Dave and the boys make a great album - we knew they had it in them...

The Foo Fighters‘ career so far has read like a study in careful competency, generating heat without fire. Dave Grohl is indisputably a man who knows his way around a riff, but he’s always seemed too polite to kick out the jams with any real passion. But in the two-plus years it’s taken to write this album, the Foos have experienced a momentous reawakening: drummer Taylor Hawkins’ brush with mortality prompted the band to re-evaluate their priorities, and Grohl’s stint with Queens Of The Stone Age proved to be a cathartic/creative watershed, effectively hotwiring him back in touch with the primal urges that underpin lusty, purifying, vital rock’n’roll.
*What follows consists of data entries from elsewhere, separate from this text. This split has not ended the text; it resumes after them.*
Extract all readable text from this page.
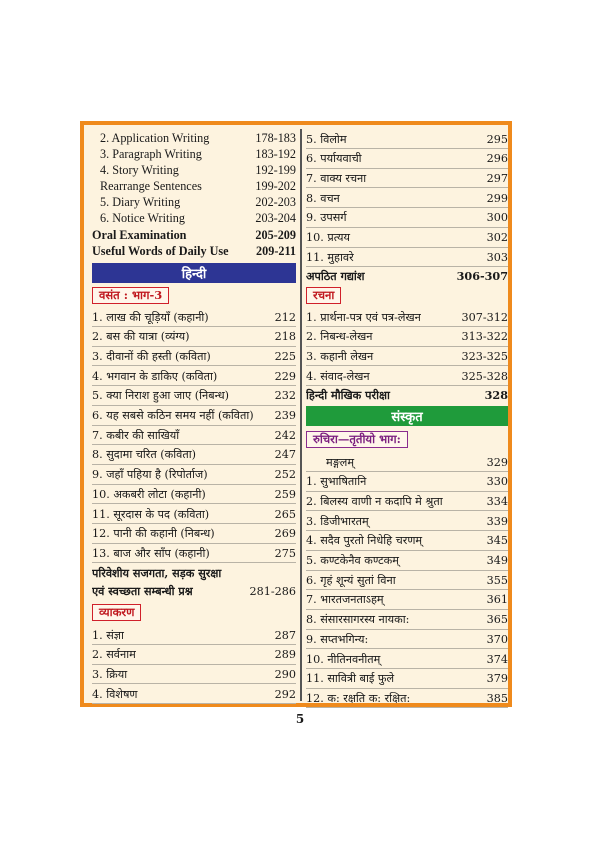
2. Application Writing	178-183
3. Paragraph Writing	183-192
4. Story Writing	192-199
Rearrange Sentences	199-202
5. Diary Writing	202-203
6. Notice Writing	203-204
Oral Examination	205-209
Useful Words of Daily Use	209-211
हिन्दी
वसंत : भाग-3
1. लाख की चूड़ियाँ (कहानी)	212
2. बस की यात्रा (व्यंग्य)	218
3. दीवानों की हस्ती (कविता)	225
4. भगवान के डाकिए (कविता)	229
5. क्या निराश हुआ जाए (निबन्ध)	232
6. यह सबसे कठिन समय नहीं (कविता)	239
7. कबीर की साखियाँ	242
8. सुदामा चरित (कविता)	247
9. जहाँ पहिया है (रिपोर्ताज)	252
10. अकबरी लोटा (कहानी)	259
11. सूरदास के पद (कविता)	265
12. पानी की कहानी (निबन्ध)	269
13. बाज और साँप (कहानी)	275
परिवेशीय सजगता, सड़क सुरक्षा
एवं स्वच्छता सम्बन्धी प्रश्न	281-286
व्याकरण
1. संज्ञा	287
2. सर्वनाम	289
3. क्रिया	290
4. विशेषण	292
5. विलोम	295
6. पर्यायवाची	296
7. वाक्य रचना	297
8. वचन	299
9. उपसर्ग	300
10. प्रत्यय	302
11. मुहावरे	303
अपठित गद्यांश	306-307
रचना
1. प्रार्थना-पत्र एवं पत्र-लेखन	307-312
2. निबन्ध-लेखन	313-322
3. कहानी लेखन	323-325
4. संवाद-लेखन	325-328
हिन्दी मौखिक परीक्षा	328
संस्कृत
रुचिरा—तृतीयो भाग:
मङ्गलम्	329
1. सुभाषितानि	330
2. बिलस्य वाणी न कदापि मे श्रुता	334
3. डिजीभारतम्	339
4. सदैव पुरतो निधेहि चरणम्	345
5. कण्टकेनैव कण्टकम्	349
6. गृहं शून्यं सुतां विना	355
7. भारतजनताऽहम्	361
8. संसारसागरस्य नायका:	365
9. सप्तभगिन्य:	370
10. नीतिनवनीतम्	374
11. सावित्री बाई फुले	379
12. क: रक्षति क: रक्षित:	385
5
Cue ‘One By One’.

Straight out of the gate, it’s clear there’s something genuinely exciting happening here: the agitated basslines and machine-gun guitar of opener ‘All My Life’ ring out insistently; ‘Have It All’ piles dirty, propulsive drums atop a hooky, pretty melody. This is the sound of a band railing against mediocrity, obsolescence and critical ambivalence. Everything they had, they still have – but now every note is ten times more focused and urgent. Even the quieter moments bristle – Grohl can go to his grave happy if only for ‘Tired Of You’, the most plaintive, haunting ballad he’s ever written. Over a stark guitar line, supplied by none other than Queen’s Brian May, Grohl ponders the nature of love (“Is this just desire, or the truth?”).

Admittedly, there’s one or two limpers along the way, ‘Lonely As You’ is as bit of a drag, while ‘Burn Away’ might be more incendiary if it were about two minutes shorter. Yet these come too late in an otherwise excellent album to be much of a liability. ‘One By One’ refutes every critic who attributed the Foos‘ success to Grohl’s iconic rock veteran status, and his rejuvenation should prove heartening to pessimists everywhere: OK really can get better. It’s never too late to step up to the plate and show ’em what you’re made of. As the man himself declares, with raw-throated affirmation in ‘Times Like These’, “It’s times like these you learn to live again… I’m a new day rising”. Spoken like a man who’s finally learned to fly.